Péladeau's lifestyle has been examined as thoroughly as his verbal blunders: the Laurentians spread he flies in and out of each day via helicopter; the M-16 rifle he keeps under his zebra-skinned bed; the various amorous liaisons and the offspring they have produced. He talks about his guilt after the death of his first wife, Raymonde, who died in a Swiss clinic in 1976 after a long battle with valium and booze. (That marriage produced two daughters and two sons. Both sons, Erik and Pierre Karl, are key Quebecor executives today. Erik runs Quebecor Multimedia from Montreal; Pierre Karl, who, like his father, studied law and philosophy, runs Quebecor Printing's European operations from Paris.)

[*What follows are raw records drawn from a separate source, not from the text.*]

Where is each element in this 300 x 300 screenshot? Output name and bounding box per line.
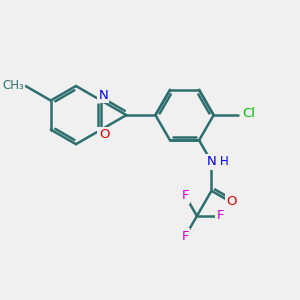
Text: N: N xyxy=(98,89,108,102)
Text: N: N xyxy=(207,155,216,168)
Text: CH₃: CH₃ xyxy=(2,79,24,92)
Text: F: F xyxy=(182,189,189,202)
Text: O: O xyxy=(226,195,237,208)
Text: Cl: Cl xyxy=(243,107,256,120)
Text: O: O xyxy=(99,128,109,141)
Text: F: F xyxy=(216,209,224,223)
Text: H: H xyxy=(220,154,228,168)
Text: F: F xyxy=(182,230,189,243)
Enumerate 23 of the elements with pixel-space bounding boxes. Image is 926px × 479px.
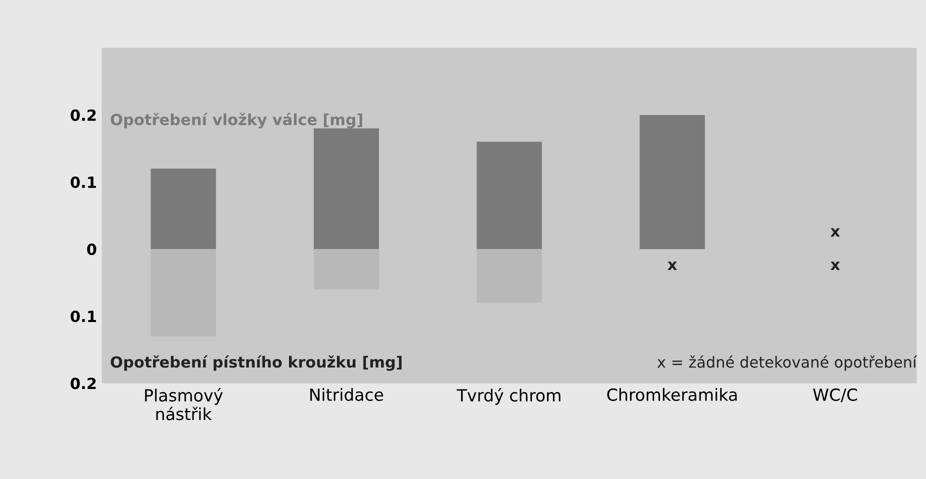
bar — [476, 249, 542, 303]
x-tick-label: Chromkeramika — [607, 388, 737, 401]
bar — [476, 142, 542, 250]
x-tick-label: WC/C — [813, 388, 858, 402]
bar — [314, 249, 379, 290]
bar — [150, 168, 216, 250]
annotation: x — [668, 262, 677, 270]
bar — [640, 114, 705, 250]
x-tick-label: Plasmový nástřik — [145, 388, 223, 420]
annotation: x = žádné detekované opotřebení — [657, 355, 918, 371]
y-tick-label: 0.2 — [70, 109, 96, 121]
y-tick-label: 0.1 — [70, 310, 96, 322]
bar — [314, 128, 379, 250]
bar — [150, 249, 216, 336]
x-tick-label: Nitridace — [310, 388, 384, 401]
y-tick-label: 0 — [87, 244, 96, 256]
annotation: x — [830, 262, 840, 270]
y-tick-label: 0.2 — [70, 378, 96, 390]
x-tick-label: Tvrdý chrom — [456, 388, 560, 405]
series-label: Opotřebení vložky válce [mg] — [110, 112, 362, 128]
y-tick-label: 0.1 — [70, 176, 96, 188]
annotation: x — [830, 228, 840, 237]
text: Opotřebení pístního kroužku [mg] — [110, 355, 402, 371]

The eccentric life of Pierre Péladeau has often overshadowed his business accomplishments. Last year, Donohue bought pulp and paper maker Quno Corp. for $1.1 billion. Péladeau says he will "go again," that is, make another acquisition, in pulp and paper. Quebecor Printing's revenues surpassed $3 billion, with contracts to print People magazine, TV Guide, Maclean's, Canadian Tire catalogues and on and on. It was a wily Péladeau, who, before British publisher Robert Maxwell's tumble from a yacht deck, scooped up printing plant assets from Maxwell for a song.

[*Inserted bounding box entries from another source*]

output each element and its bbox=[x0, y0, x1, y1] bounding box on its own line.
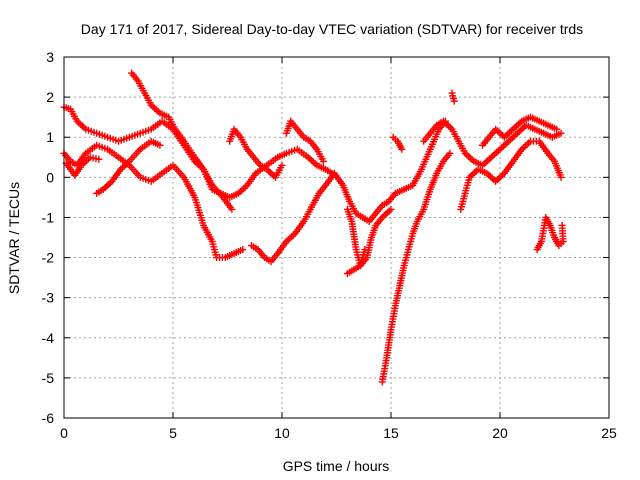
y-axis-label: SDTVAR / TECUs bbox=[6, 182, 22, 294]
series-satellite-track-4 bbox=[93, 137, 164, 197]
data-point bbox=[557, 173, 565, 181]
series-satellite-track-11 bbox=[378, 149, 454, 386]
series-satellite-track-13 bbox=[420, 117, 565, 169]
data-point bbox=[557, 129, 565, 137]
x-tick-label: 20 bbox=[492, 425, 508, 441]
data-point bbox=[450, 97, 458, 105]
data-point bbox=[553, 125, 561, 133]
data-point bbox=[558, 221, 566, 229]
data-point bbox=[319, 157, 327, 165]
series-satellite-track-12 bbox=[389, 133, 406, 153]
data-point bbox=[398, 145, 406, 153]
y-tick-label: 2 bbox=[46, 89, 54, 105]
data-points bbox=[60, 69, 567, 386]
x-axis: 0 5 10 15 20 25 bbox=[60, 57, 617, 441]
series-satellite-track-6 bbox=[226, 125, 286, 181]
series-satellite-track-3 bbox=[62, 153, 103, 179]
x-tick-label: 25 bbox=[601, 425, 617, 441]
series-satellite-track-8 bbox=[282, 117, 327, 165]
y-tick-label: 1 bbox=[46, 129, 54, 145]
y-tick-label: 3 bbox=[46, 49, 54, 65]
grid-lines bbox=[64, 57, 609, 418]
y-axis: -6 -5 -4 -3 -2 -1 0 1 2 3 bbox=[42, 49, 609, 426]
data-point bbox=[387, 205, 395, 213]
series-satellite-track-2 bbox=[60, 141, 247, 262]
series-satellite-track-9 bbox=[343, 205, 395, 270]
data-point bbox=[446, 149, 454, 157]
x-tick-label: 0 bbox=[60, 425, 68, 441]
series-satellite-track-14 bbox=[448, 89, 458, 105]
series-satellite-track-15 bbox=[457, 137, 565, 213]
x-tick-label: 10 bbox=[274, 425, 290, 441]
y-tick-label: -1 bbox=[42, 209, 55, 225]
y-tick-label: -6 bbox=[42, 410, 55, 426]
plot-frame bbox=[63, 56, 610, 419]
x-tick-label: 5 bbox=[169, 425, 177, 441]
y-tick-label: -5 bbox=[42, 370, 55, 386]
chart-title: Day 171 of 2017, Sidereal Day-to-day VTE… bbox=[81, 21, 583, 37]
series-satellite-track-5 bbox=[128, 69, 236, 213]
series-satellite-track-7 bbox=[247, 117, 449, 266]
y-tick-label: -3 bbox=[42, 290, 55, 306]
data-point bbox=[95, 155, 103, 163]
x-tick-label: 15 bbox=[383, 425, 399, 441]
data-point bbox=[156, 141, 164, 149]
x-axis-label: GPS time / hours bbox=[283, 458, 390, 474]
data-point bbox=[278, 161, 286, 169]
series-satellite-track-16 bbox=[479, 113, 561, 149]
data-point bbox=[228, 205, 236, 213]
data-point bbox=[361, 246, 369, 254]
series-satellite-track-17 bbox=[533, 213, 567, 254]
y-tick-label: 0 bbox=[46, 169, 54, 185]
y-tick-label: -2 bbox=[42, 250, 55, 266]
data-point bbox=[239, 246, 247, 254]
series-satellite-track-10 bbox=[343, 246, 369, 278]
y-tick-label: -4 bbox=[42, 330, 55, 346]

Péladeau has a reputation for getting assets "at my price, the way I want them." He will not, of course, reveal what his final price is for TorSun. "There's no way I'll go crazy to buy a paper," he says. This week, Rogers and its financial advisers, Rothschild Canada Ltd., will review the bids. Ted Rogers is not bound to lock his shares into any of the bids, nor, for that matter, to even enter into negotiations with any of the bidders. By week's end, there was some street speculation that, disenchanted with any offers, Rogers could instead choose to bust up the Sun group and sell it piecemeal. That presumes that the bids are of the lowball variety, and that Rogers himself is not in any hurry to sell. Neither assumption may be accurate. When Paul Godfrey notified his staff on Friday that the management bid had been made, he acknowledged that for Sun and Post-ites there will be "sleepless nights ahead" as all await Rogers's next move. This does not apply to Péladeau, who, having made his bid, turned quietly to other matters, donating $1 million to the flood victims of the Saguenay, then retreating to his Laurentians home.